The table summarizes the core numeric landscape policymakers must weigh. The magnitude of outstanding debt ($1.23 trillion) and annual interest flows ($160 billion) mean any policy change would have broad balance-sheet and consumer welfare effects. Historical precedents, such as interchange-fee caps and state-level interest limits, show that outcomes depend heavily on transition rules and whether alternative credit channels expand.

Reactions & Quotes

Banking groups quickly framed the proposal as risky for consumers who rely on revolving credit. Their joint statement emphasized migration to less-regulated lenders as the central concern and urged caution in policymaking.

“If enacted, this cap would only drive consumers toward less regulated, more costly alternatives.”

American Bankers Association and allied groups (trade groups)

The president framed the move in populist terms on his platform, tying it to his campaign promise to rein in perceived excesses by card issuers.

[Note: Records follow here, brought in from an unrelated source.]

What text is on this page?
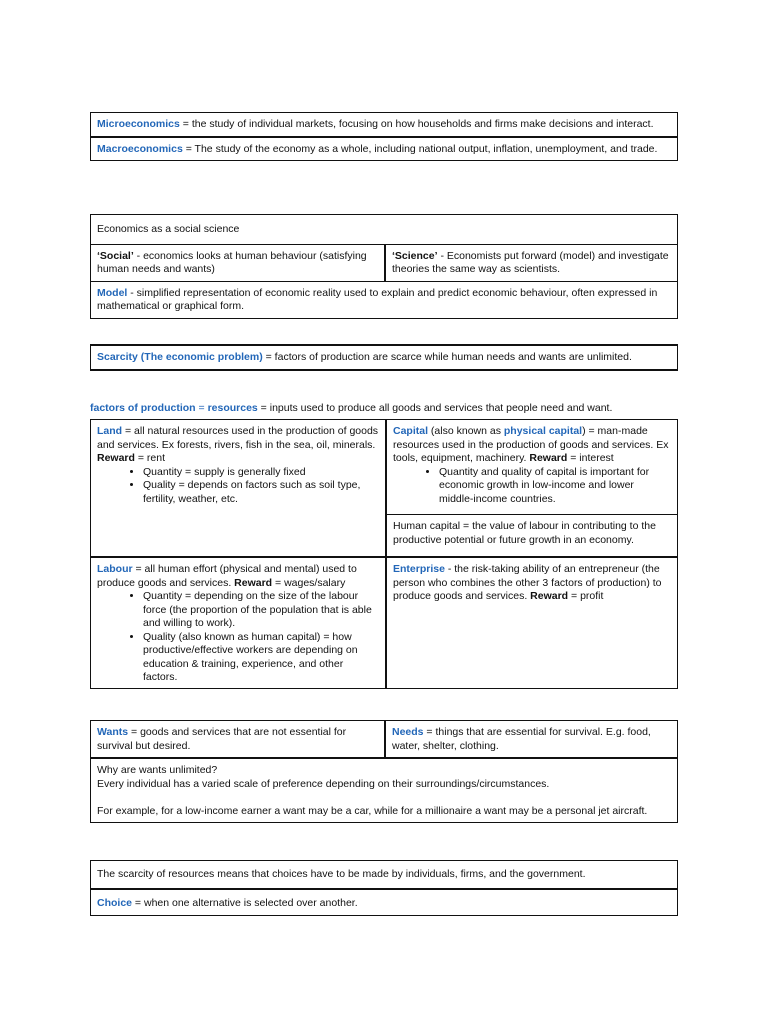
Microeconomics = the study of individual markets, focusing on how households and firms make decisions and interact.
Macroeconomics = The study of the economy as a whole, including national output, inflation, unemployment, and trade.
Economics as a social science
‘Social’ - economics looks at human behaviour (satisfying human needs and wants)
‘Science’ - Economists put forward (model) and investigate theories the same way as scientists.
Model - simplified representation of economic reality used to explain and predict economic behaviour, often expressed in mathematical or graphical form.
Scarcity (The economic problem) = factors of production are scarce while human needs and wants are unlimited.
factors of production = resources = inputs used to produce all goods and services that people need and want.
Land = all natural resources used in the production of goods and services. Ex forests, rivers, fish in the sea, oil, minerals. Reward = rent
• Quantity = supply is generally fixed
• Quality = depends on factors such as soil type, fertility, weather, etc.
Capital (also known as physical capital) = man-made resources used in the production of goods and services. Ex tools, equipment, machinery. Reward = interest
• Quantity and quality of capital is important for economic growth in low-income and lower middle-income countries.
Human capital = the value of labour in contributing to the productive potential or future growth in an economy.
Labour = all human effort (physical and mental) used to produce goods and services. Reward = wages/salary
• Quantity = depending on the size of the labour force (the proportion of the population that is able and willing to work).
• Quality (also known as human capital) = how productive/effective workers are depending on education & training, experience, and other factors.
Enterprise - the risk-taking ability of an entrepreneur (the person who combines the other 3 factors of production) to produce goods and services. Reward = profit
Wants = goods and services that are not essential for survival but desired.
Needs = things that are essential for survival. E.g. food, water, shelter, clothing.
Why are wants unlimited?
Every individual has a varied scale of preference depending on their surroundings/circumstances.
For example, for a low-income earner a want may be a car, while for a millionaire a want may be a personal jet aircraft.
The scarcity of resources means that choices have to be made by individuals, firms, and the government.
Choice = when one alternative is selected over another.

His message appealed to voters concerned about rising consumer costs.

“We will no longer let the American Public be ripped off by Credit Card Companies that are charging Interest Rates of 20 to 30%.”

President Donald Trump (social post)

Independent researchers argue the industry could remain profitable under a cap and that merchant-fee revenue provides a safety valve. Their modeling has been cited by lawmakers seeking to build cross-aisle support for a statutory cap.

“A 10% credit card interest cap would save Americans $100 billion a year without causing massive account closures.”

Brian Shearer, Vanderbilt Policy Accelerator (researcher)

Unconfirmed

  • Whether the administration intends to implement the cap by executive order rather than legislation is not confirmed; the White House declined to specify a mechanism.
  • Precise design details—definitions of covered card products, transition timelines, and exemptions—have not been released and remain uncertain.
  • Predicted borrower responses (extent of account closures or shifts to payday loans) are modeled with uncertainty and depend on bank behavior and potential legislative safeguards.

Bottom Line

The president’s 10% one-year cap on card APRs has potential to deliver substantial consumer savings—roughly $100 billion annually by current estimates—but would also force hard trade-offs. Banks may tighten credit for higher-risk borrowers, pare back rewards, or pursue other revenue paths, each with distinct distributional effects for lower-income households.

Passage and practicality hinge on design details and the chosen legal route. A congressional statute would require intricate drafting to limit unintended consequences; any executive action would likely face immediate legal and political challenges. Policymakers and regulators must weigh immediate consumer relief against risks of reduced access to credit and migration to unregulated lenders.